In a series of research notes over the past year, Kapur and his team explained that Plutonomies have three basic characteristics.
1. They are all created by “disruptive technology-driven productivity gains, creative financial innovation, capitalist friendly cooperative governments, immigrants…the rule of law and patenting inventions. Often these wealth waves involve great complexity exploited best by the rich and educated of the time.”
2. There is no “average” consumer in Plutonomies. There is only the rich “and everyone else.” The rich account for a disproportionate chunk of the economy, while the non-rich account for “surprisingly small bites of the national pie.” Kapur estimates that in 2005, the richest 20% may have been responsible for 60% of total spending.
3. Plutonomies are likely to grow in the future, fed by capitalist-friendly governments, more technology-driven productivity and globalization.
Karabell’s essay also reminds me of the old argument between Robert Reich and Laura D’Andrea Tyson when they debated the central premise of Reich’s The Work of Nations — that the nationality of firms was scarcely relevant, and that the skills of opportunities of individuals were what mattered most. Nations would thrive by dominating key agglomerations. To be sure, Reich still believed in the nation-state framework. But there is a faint family resemblance here. Tyson replied, roughly, that the nationality of firms was very relevant, as key decisions made by corporate elites were path-dependent and structured by home-country regulatory environments. My sense is that regulatory harmonization, plummeting manufacturing costs, the rise of process networks, etc., has moved the world in a somewhat Reichian direction over the intervening years. I’ll also note that there is a family resemblance between Reich’s now-ancient concept and Philip Bobbitt’s “market-state.”

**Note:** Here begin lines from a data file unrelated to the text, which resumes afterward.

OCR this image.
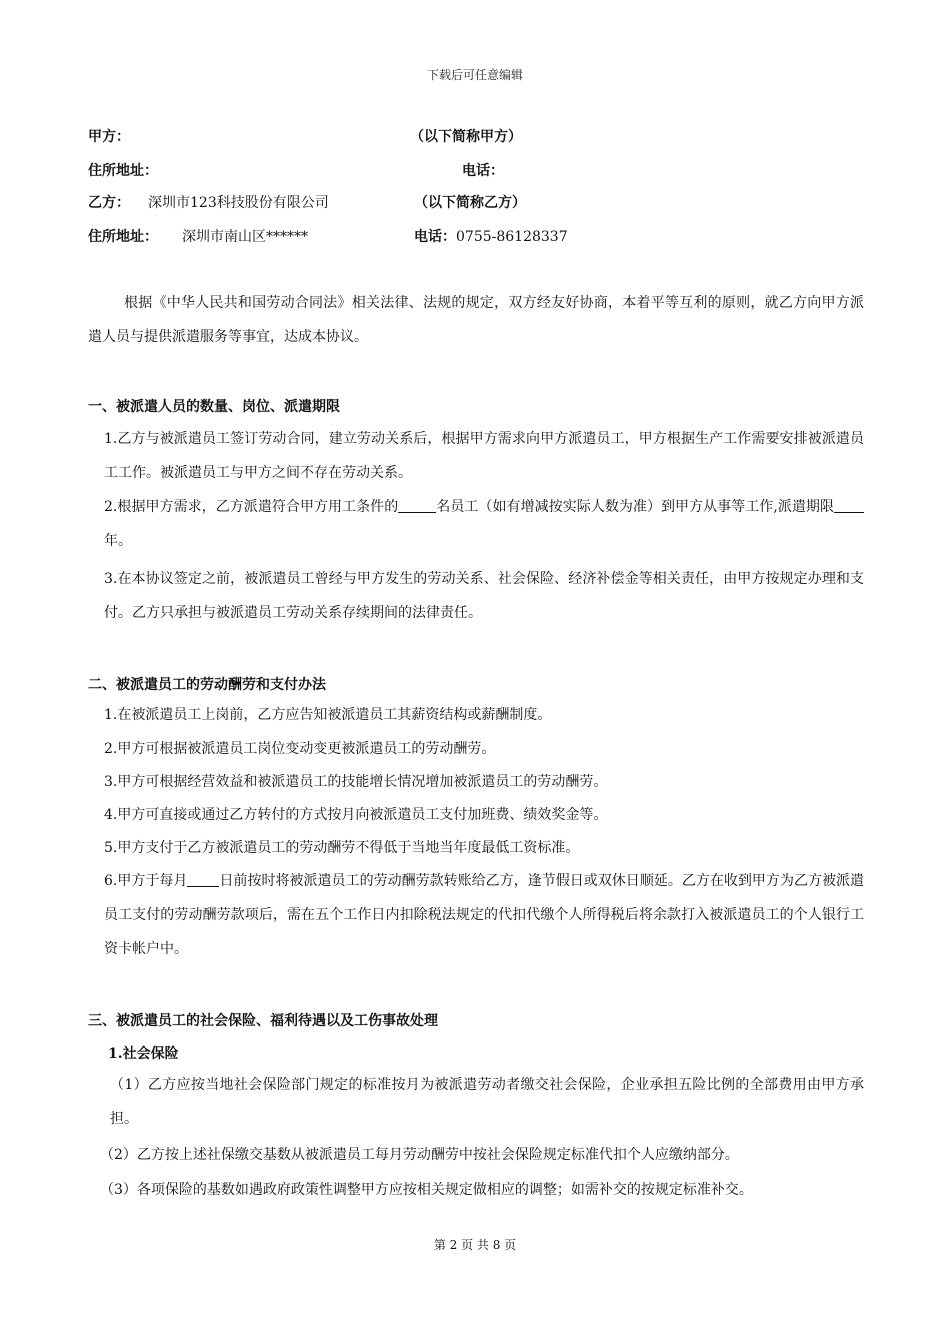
下载后可任意编辑
甲方：	（以下简称甲方）
住所地址：	电话：
乙方： 深圳市123科技股份有限公司	（以下简称乙方）
住所地址： 深圳市南山区******	电话：0755-86128337
根据《中华人民共和国劳动合同法》相关法律、法规的规定，双方经友好协商，本着平等互利的原则，就乙方向甲方派遣人员与提供派遣服务等事宜，达成本协议。
一、被派遣人员的数量、岗位、派遣期限
1.乙方与被派遣员工签订劳动合同，建立劳动关系后，根据甲方需求向甲方派遣员工，甲方根据生产工作需要安排被派遣员工工作。被派遣员工与甲方之间不存在劳动关系。
2.根据甲方需求，乙方派遣符合甲方用工条件的	名员工（如有增减按实际人数为准）到甲方从事等工作,派遣期限年。
3.在本协议签定之前，被派遣员工曾经与甲方发生的劳动关系、社会保险、经济补偿金等相关责任，由甲方按规定办理和支付。乙方只承担与被派遣员工劳动关系存续期间的法律责任。
二、被派遣员工的劳动酬劳和支付办法
1.在被派遣员工上岗前，乙方应告知被派遣员工其薪资结构或薪酬制度。
2.甲方可根据被派遣员工岗位变动变更被派遣员工的劳动酬劳。
3.甲方可根据经营效益和被派遣员工的技能增长情况增加被派遣员工的劳动酬劳。
4.甲方可直接或通过乙方转付的方式按月向被派遣员工支付加班费、绩效奖金等。
5.甲方支付于乙方被派遣员工的劳动酬劳不得低于当地当年度最低工资标准。
6.甲方于每月 日前按时将被派遣员工的劳动酬劳款转账给乙方，逢节假日或双休日顺延。乙方在收到甲方为乙方被派遣员工支付的劳动酬劳款项后，需在五个工作日内扣除税法规定的代扣代缴个人所得税后将余款打入被派遣员工的个人银行工资卡帐户中。
三、被派遣员工的社会保险、福利待遇以及工伤事故处理
1.社会保险
（1）乙方应按当地社会保险部门规定的标准按月为被派遣劳动者缴交社会保险，企业承担五险比例的全部费用由甲方承担。
（2）乙方按上述社保缴交基数从被派遣员工每月劳动酬劳中按社会保险规定标准代扣个人应缴纳部分。
（3）各项保险的基数如遇政府政策性调整甲方应按相关规定做相应的调整；如需补交的按规定标准补交。
第 2 页 共 8 页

I am not quite as anti-nation-state-econonomics as a methodological premise. But I hope Karabell pursues this idea further. My sense is that his idea lends itself to more unconventional political frameworks — e.g., rather than pay close attention to the health of the U.S. economy, keep careful tabs on Chimerica or NAFTAland, or the global Plutonomy. And I frankly haven’t thought enough about this, though I have advocated for Pooristan.